Video

On Film Directors and Styles.

According to Woody Allen there are two kinds of film directors: “the ones who have it, and the ones who don’t.”

It is well-known that there are two other kinds of movie directors: the ones who write their own material, like Tarantino, and the ones who adapt, like Alfred Hitchcock or Steven Spielberg. The Coen brothers are crystal clear on this: “We are willing to write for other people, but we would not direct a script that has been written by somebody else.” To Scorsese “the script is the most important thing, but it is not everything. What matters is the visual interpretation of what you have on paper.”

John Boorman believes that “directing is really about writing, and all serious directors write.” But there are extremely serious directors who do not work with scripts, like Wong Kar-Wai. “I write as a director, not as a writer, so I write with images. I start with a lot of ideas but the story is never clear. I know what I don’t want, but I don’t know what I want. The shooting process is the way for me to find all the answers. Sometimes I find them on the set, sometimes during the editing, sometimes three months after the first screening.”

Martin Scorsese has, as usual, something interesting to say about the difference between being a director and a being filmmaker.  According to him, a director is “someone who only interprets the script and transforms it from words into images.” A filmmaker is “someone who is able to turn his own or somebody else’s material and still manage to have a personal vision come through.”

From a more technical perspective, we have directors who arrive to the set knowing exactly what they are going to shoot, with how many cameras and which lenses (like the Coen Brothers) and there are others who arrive with simply an idea and then follow their gut instincts (like Woody Allen).

When it comes to directing styles there are also antagonistic approaches. Some directors watch the actors rehearse and then decide with their DP where the camera should be, and how many shots will be needed. Fellini is a prime example of this approach. Scorsese disagrees: “you need to know where you are going and you need to have it on paper.” But some directors do the exact opposite. They walk around the set, decide where the camera goes, where the action will take place, and then ask the actors to accommodate.

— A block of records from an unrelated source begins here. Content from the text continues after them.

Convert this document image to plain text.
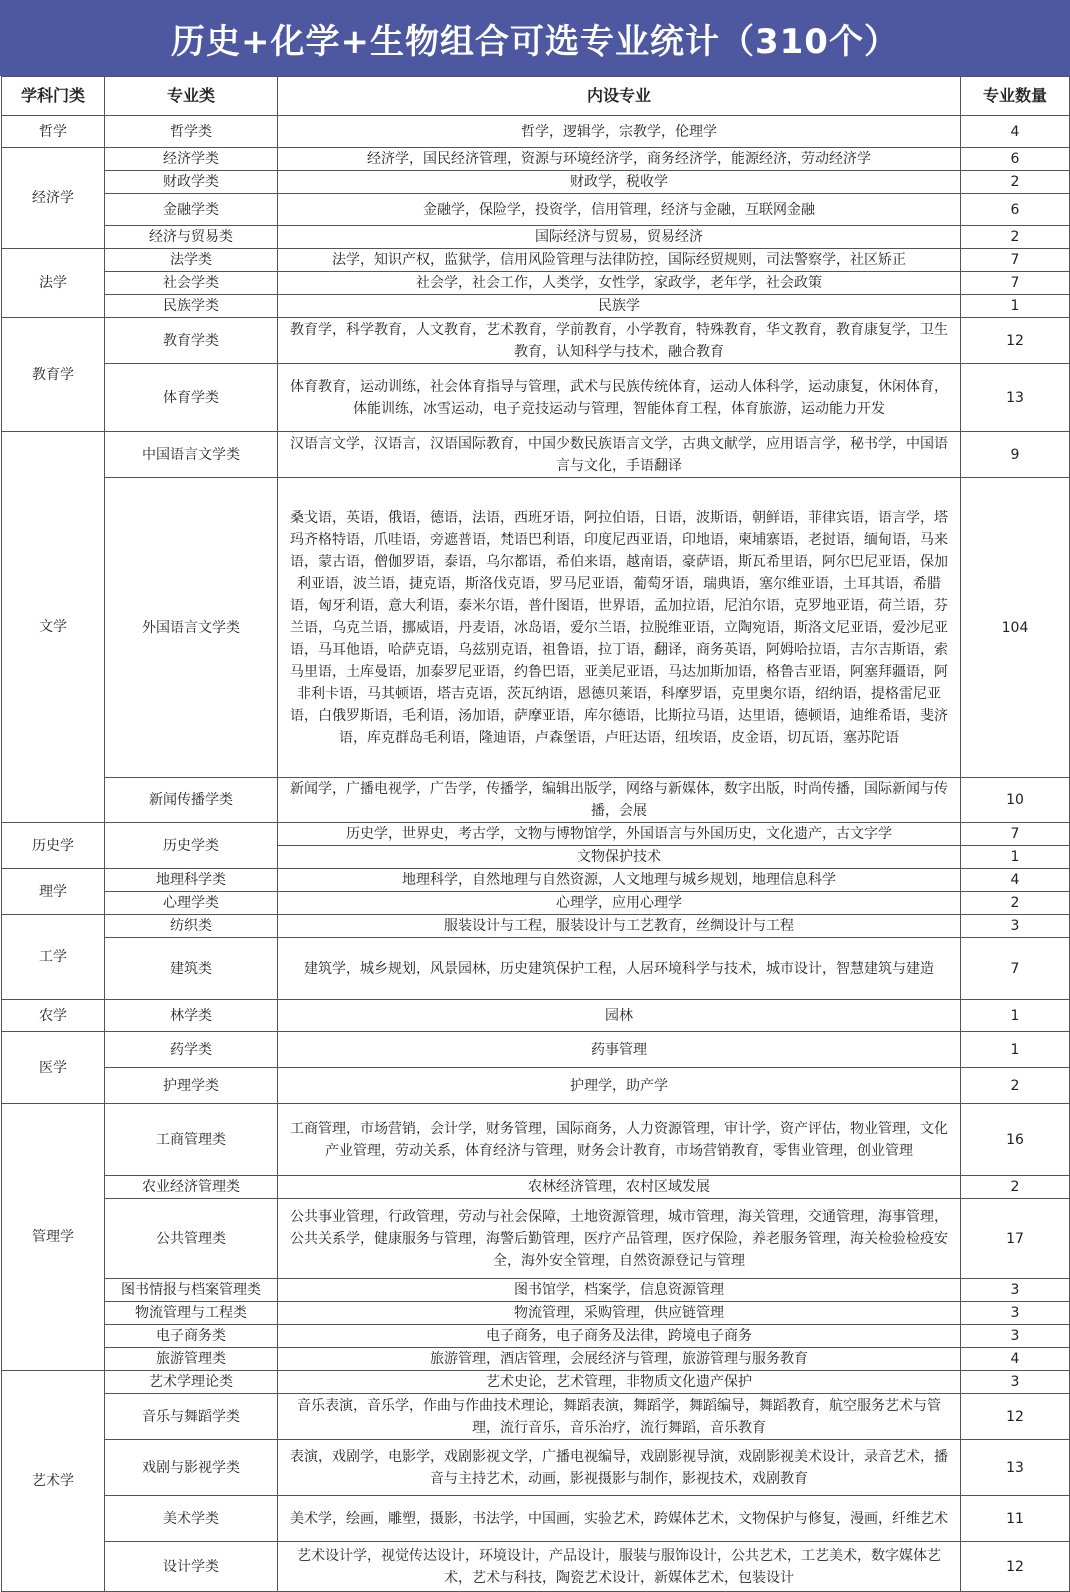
历史+化学+生物组合可选专业统计（310个）
学科门类	专业类	内设专业	专业数量
哲学	哲学类	哲学，逻辑学，宗教学，伦理学	4
经济学	经济学类	经济学，国民经济管理，资源与环境经济学，商务经济学，能源经济，劳动经济学	6
	财政学类	财政学，税收学	2
	金融学类	金融学，保险学，投资学，信用管理，经济与金融，互联网金融	6
	经济与贸易类	国际经济与贸易，贸易经济	2
法学	法学类	法学，知识产权，监狱学，信用风险管理与法律防控，国际经贸规则，司法警察学，社区矫正	7
	社会学类	社会学，社会工作，人类学，女性学，家政学，老年学，社会政策	7
	民族学类	民族学	1
教育学	教育学类	教育学，科学教育，人文教育，艺术教育，学前教育，小学教育，特殊教育，华文教育，教育康复学，卫生教育，认知科学与技术，融合教育	12
	体育学类	体育教育，运动训练，社会体育指导与管理，武术与民族传统体育，运动人体科学，运动康复，休闲体育，体能训练，冰雪运动，电子竞技运动与管理，智能体育工程，体育旅游，运动能力开发	13
文学	中国语言文学类	汉语言文学，汉语言，汉语国际教育，中国少数民族语言文学，古典文献学，应用语言学，秘书学，中国语言与文化，手语翻译	9
	外国语言文学类	桑戈语，英语，俄语，德语，法语，西班牙语，阿拉伯语，日语，波斯语，朝鲜语，菲律宾语，语言学，塔玛齐格特语，爪哇语，旁遮普语，梵语巴利语，印度尼西亚语，印地语，柬埔寨语，老挝语，缅甸语，马来语，蒙古语，僧伽罗语，泰语，乌尔都语，希伯来语，越南语，豪萨语，斯瓦希里语，阿尔巴尼亚语，保加利亚语，波兰语，捷克语，斯洛伐克语，罗马尼亚语，葡萄牙语，瑞典语，塞尔维亚语，土耳其语，希腊语，匈牙利语，意大利语，泰米尔语，普什图语，世界语，孟加拉语，尼泊尔语，克罗地亚语，荷兰语，芬兰语，乌克兰语，挪威语，丹麦语，冰岛语，爱尔兰语，拉脱维亚语，立陶宛语，斯洛文尼亚语，爱沙尼亚语，马耳他语，哈萨克语，乌兹别克语，祖鲁语，拉丁语，翻译，商务英语，阿姆哈拉语，吉尔吉斯语，索马里语，土库曼语，加泰罗尼亚语，约鲁巴语，亚美尼亚语，马达加斯加语，格鲁吉亚语，阿塞拜疆语，阿非利卡语，马其顿语，塔吉克语，茨瓦纳语，恩德贝莱语，科摩罗语，克里奥尔语，绍纳语，提格雷尼亚语，白俄罗斯语，毛利语，汤加语，萨摩亚语，库尔德语，比斯拉马语，达里语，德顿语，迪维希语，斐济语，库克群岛毛利语，隆迪语，卢森堡语，卢旺达语，纽埃语，皮金语，切瓦语，塞苏陀语	104
	新闻传播学类	新闻学，广播电视学，广告学，传播学，编辑出版学，网络与新媒体，数字出版，时尚传播，国际新闻与传播，会展	10
历史学	历史学类	历史学，世界史，考古学，文物与博物馆学，外国语言与外国历史，文化遗产，古文字学	7
		文物保护技术	1
理学	地理科学类	地理科学，自然地理与自然资源，人文地理与城乡规划，地理信息科学	4
	心理学类	心理学，应用心理学	2
工学	纺织类	服装设计与工程，服装设计与工艺教育，丝绸设计与工程	3
	建筑类	建筑学，城乡规划，风景园林，历史建筑保护工程，人居环境科学与技术，城市设计，智慧建筑与建造	7
农学	林学类	园林	1
医学	药学类	药事管理	1
	护理学类	护理学，助产学	2
管理学	工商管理类	工商管理，市场营销，会计学，财务管理，国际商务，人力资源管理，审计学，资产评估，物业管理，文化产业管理，劳动关系，体育经济与管理，财务会计教育，市场营销教育，零售业管理，创业管理	16
	农业经济管理类	农林经济管理，农村区域发展	2
	公共管理类	公共事业管理，行政管理，劳动与社会保障，土地资源管理，城市管理，海关管理，交通管理，海事管理，公共关系学，健康服务与管理，海警后勤管理，医疗产品管理，医疗保险，养老服务管理，海关检验检疫安全，海外安全管理，自然资源登记与管理	17
	图书情报与档案管理类	图书馆学，档案学，信息资源管理	3
	物流管理与工程类	物流管理，采购管理，供应链管理	3
	电子商务类	电子商务，电子商务及法律，跨境电子商务	3
	旅游管理类	旅游管理，酒店管理，会展经济与管理，旅游管理与服务教育	4
艺术学	艺术学理论类	艺术史论，艺术管理，非物质文化遗产保护	3
	音乐与舞蹈学类	音乐表演，音乐学，作曲与作曲技术理论，舞蹈表演，舞蹈学，舞蹈编导，舞蹈教育，航空服务艺术与管理，流行音乐，音乐治疗，流行舞蹈，音乐教育	12
	戏剧与影视学类	表演，戏剧学，电影学，戏剧影视文学，广播电视编导，戏剧影视导演，戏剧影视美术设计，录音艺术，播音与主持艺术，动画，影视摄影与制作，影视技术，戏剧教育	13
	美术学类	美术学，绘画，雕塑，摄影，书法学，中国画，实验艺术，跨媒体艺术，文物保护与修复，漫画，纤维艺术	11
	设计学类	艺术设计学，视觉传达设计，环境设计，产品设计，服装与服饰设计，公共艺术，工艺美术，数字媒体艺术，艺术与科技，陶瓷艺术设计，新媒体艺术，包装设计	12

Wim Wenders used to spend “every evening painstakingly preparing the next day’s shoot, making detailed drawings mimicking storyboards.” After “Paris, Texas” he has taken the opposite approach, “finding the scene construction in the action, and arriving on set without any preconceived ideas about the shots, and only deciding where to place the camera after working with the actors.”

There are some filmmakers who prefer to edit “in the camera,” such as Clint Eastwood or Hitchcock. Others, such as David Fincher, have no problem shooting 50 takes of a single scene and then figuring it all out later in the editing room over the course of months or even years. Woody Allen’s take on this is “it’s a grave error to start shooting a film with a script that is weak or not ready and think, “I’ll fix it on the set or in the editing room.’”

I could probably add two additional kinds of directors: the ones who make films because they have something to say, and the ones who make movies to find out what they have to say, but that would be a whole different article!